Snow in the middle of April, covering the green grass and flowers that had begun to pop up. It felt like a very bad joke. A few days prior I was ready to pack away the winter coats. Yet there I stood in front of the window with my son on my hip, shaking my head as the snow tumbled from the sky and settled on the lawn. I shifted my son’s weight as I grumbled to myself, I hate snow—when will I be able to enjoy the sun again?
Maybe you can relate. Maybe you love the snow, but the beating down of the summer sun makes you cranky. Or maybe you’re sick of trudging through muck and puddles from the seemingly endless rain. I’ve been there too. I didn’t think much of it—its just what everyone does. Complain about the weather, maybe try to find something good in it, if you can. I had little consideration for my complaints because I was so used to hearing them—from both my own mouth the mouths of others.
Until I saw myself wandering the wilderness with the grumbling Israelites.
The Israelites had seen God provide time and time again. When they were cornered at the Red Sea by the Egyptians, he split the waters so they could cross through, then brought the waters down on the Egyptians when they pursued them. He brought water out of rocks, made bitter water drinkable, rained manna to eat down from sky, and sustained them throughout their wilderness wanderings to the Promised Land. After all of these examples of God’s faithfulness and grace towards them, we read these words:
“The riffraff among them had a strong craving for other food. The Israelites wept again and said, ‘Who will feed us meat? We remember the free fish we ate in Egypt, along with the cucumbers, melons, leeks, onions, and garlic. But now our appetite is gone; there’s nothing to look at but this manna!’” (Numbers 11:4-6 CSB)
Whenever I read about how the Israelites complained against God, I shake my head. After all they had seen, after all God had done for them… This is their refrain? Complaint? God rained down manna! That wasn’t good enough?
As I complained about the snow that day, I saw myself amongst those Israelites. I saw myself gathering the heaven-sent manna, grumbling I didn’t have what I wanted.
Whenever we complain, whatever our complaint is about, it is against God. God is sovereign, and everything we have is first from God. He chose it and saw it not only fit but good for us to have. The same God who created me to love the sunlight and heat chose to cover my yard in snow in April for my good and his glory. “Every good gift and every perfect gift is from above, coming down from the Father of lights, with whom there is no variation or shadow due to change,” (James 1:17 ESV) and everything is a gift from God.
And that which he withholds, like the sunlight and the warm weather, is also a gift. God withholds no good thing, and so if something is withheld it is because he loves us. As the Psalmist declares,
“For the Lord God is a sun and shield;
the Lord bestows favor and honor.
No good thing does he withhold
from those who walk uprightly.
O Lord of hosts,
blessed is the one who trusts in you!”
Psalm 84:11-12 ESV
Because God withholds no good thing from us, we are blessed.

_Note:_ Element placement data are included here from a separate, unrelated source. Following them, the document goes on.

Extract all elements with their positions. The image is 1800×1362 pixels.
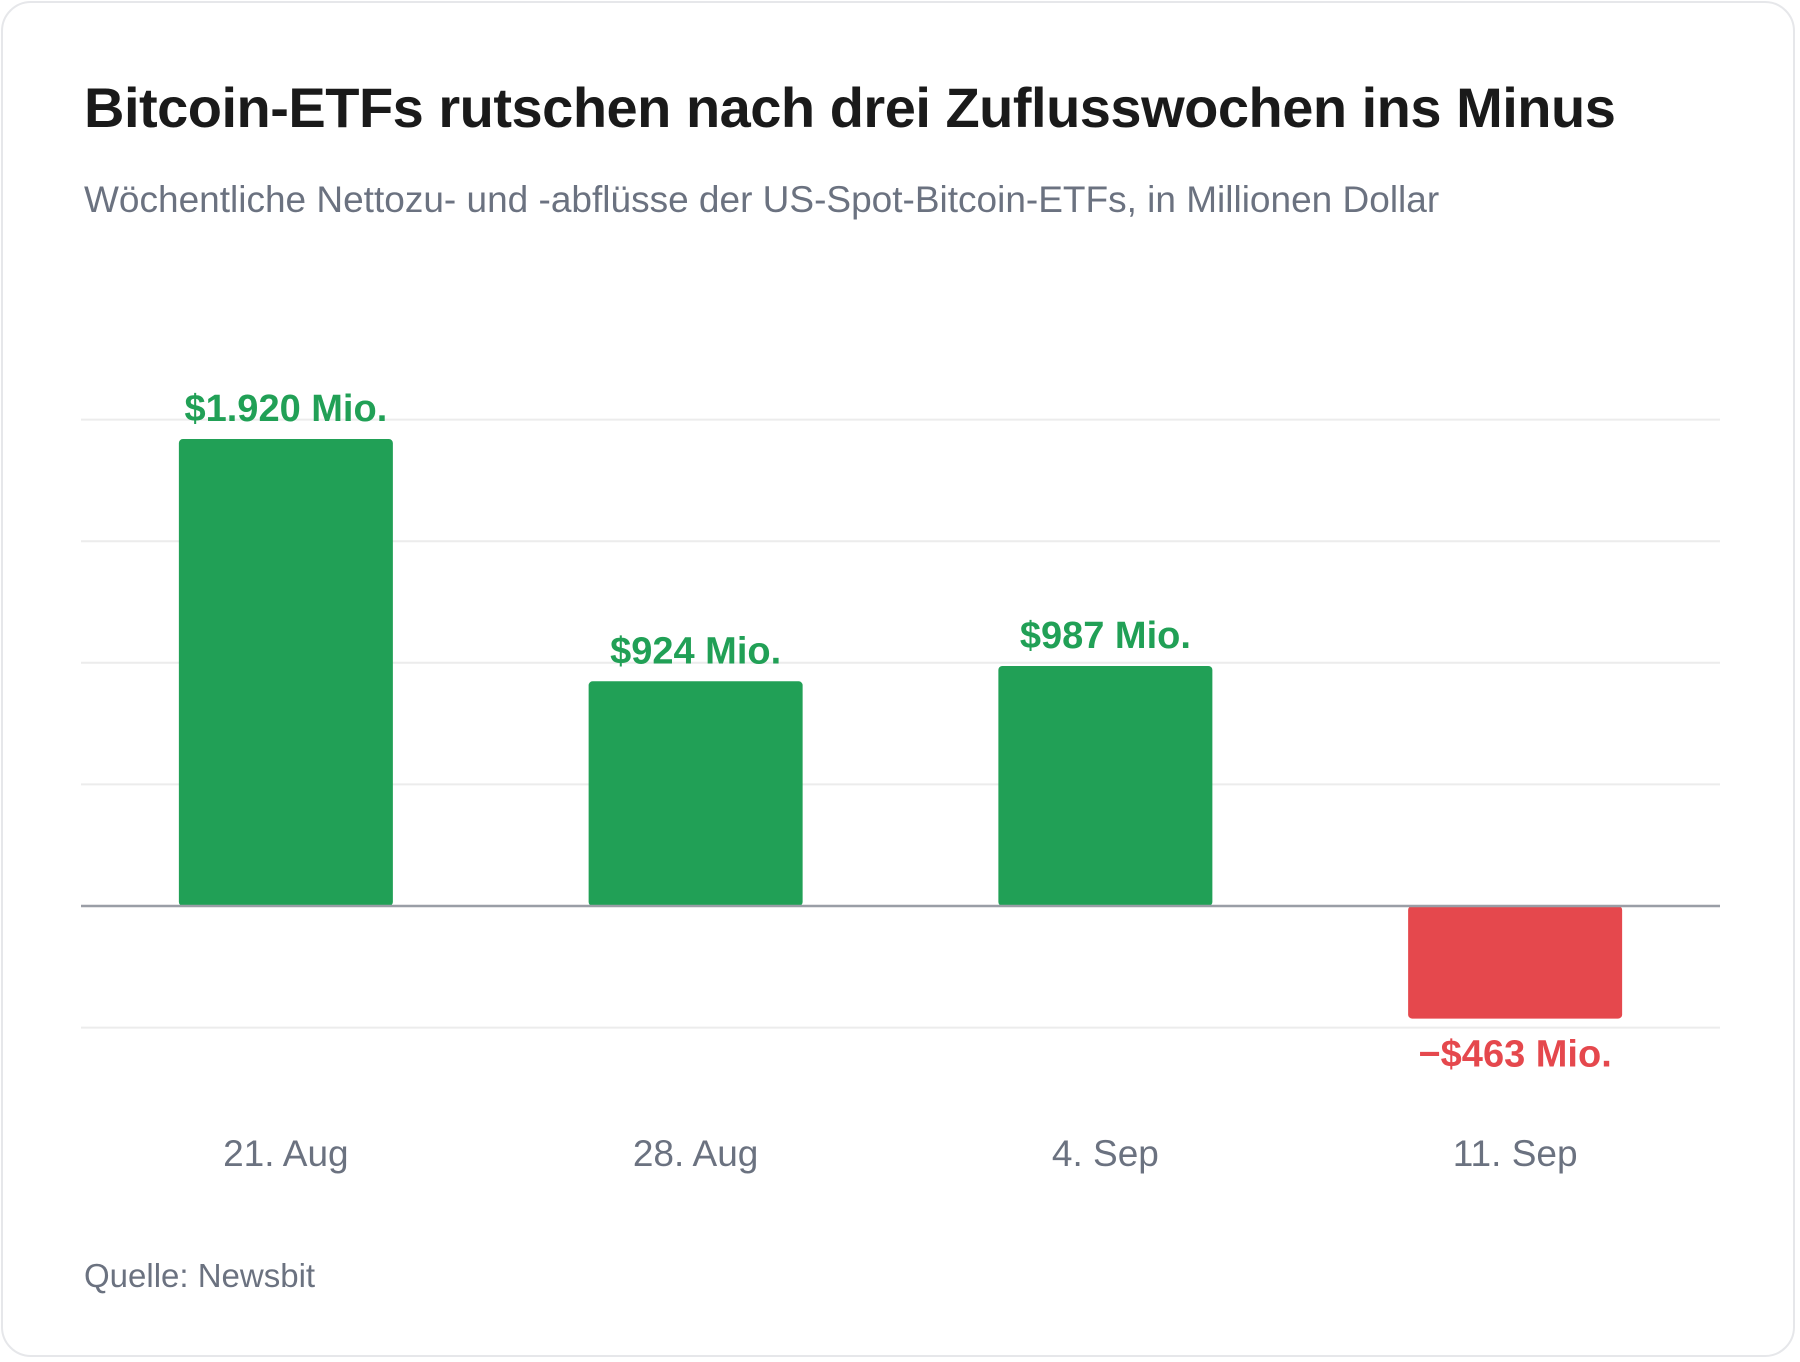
bar-1 xyxy=(178,439,393,906)
data-labels: $1.920 Mio. $924 Mio. $987 Mio. −$463 Mio. xyxy=(184,388,1611,1076)
data-label-2: $924 Mio. xyxy=(610,630,781,672)
data-label-3: $987 Mio. xyxy=(1020,615,1191,657)
bar-3 xyxy=(998,665,1213,906)
bar-2 xyxy=(588,681,803,906)
chart-title: Bitcoin-ETFs rutschen nach drei Zuflussw… xyxy=(84,76,1616,139)
category-label-1: 21. Aug xyxy=(223,1133,349,1174)
bars xyxy=(178,439,1623,1019)
category-label-2: 28. Aug xyxy=(633,1133,759,1174)
chart-subtitle: Wöchentliche Nettozu- und -abflüsse der … xyxy=(84,179,1440,220)
source-note: Quelle: Newsbit xyxy=(84,1257,316,1294)
category-labels: 21. Aug 28. Aug 4. Sep 11. Sep xyxy=(223,1133,1577,1174)
data-label-1: $1.920 Mio. xyxy=(184,388,387,430)
data-label-4: −$463 Mio. xyxy=(1418,1034,1611,1076)
category-label-3: 4. Sep xyxy=(1052,1133,1159,1174)
bar-4 xyxy=(1408,906,1623,1019)
category-label-4: 11. Sep xyxy=(1453,1133,1578,1174)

We are blessed because he, like a shield, protects us from that which would do us harm and isn’t good for us.
Who am I to complain against such a good God, who only seeks to do what is best for me and for his glory? It is only by his grace that he does it. I am not deserving of his goodness. I tried to earn my righteousness on my own, I told him I didn’t need his grace or salvation because I could get to heaven just fine on my own. Yet he stopped me in my self-righteous tracks and opened my eyes to see my own sinfulness. He shattered me like a clay pot dropped on cement floor to show me only he could put me back together. He set his love on me before he created the world, predestining me to be his daughter, and sent Christ to atone for my sins on the cross. Time and time again he has provided me with my earthly needs and blessed me over and over, though I am still undeserving of it. Who am I to complain against this Righteous King? Complain that he didn’t send sunshine but sent snow?
I am no better than those Israelites. Perhaps I am even worse.
I am thankful that unlike those Israelites, God did not struck me down with a very great plague (Numbers 11:33). Thankfully, I am his daughter and Christ paid the penalty for my sins, even my complaints about the weather he sends. But this does not mean I should sin all the more so such grace will abound, but because of my gratefulness to God for his grace, I will strive to, in the power of the Holy Spirit, to put off the sin of complaining and put on gratefulness to God who gives only good and perfect gifts and withholds the rest.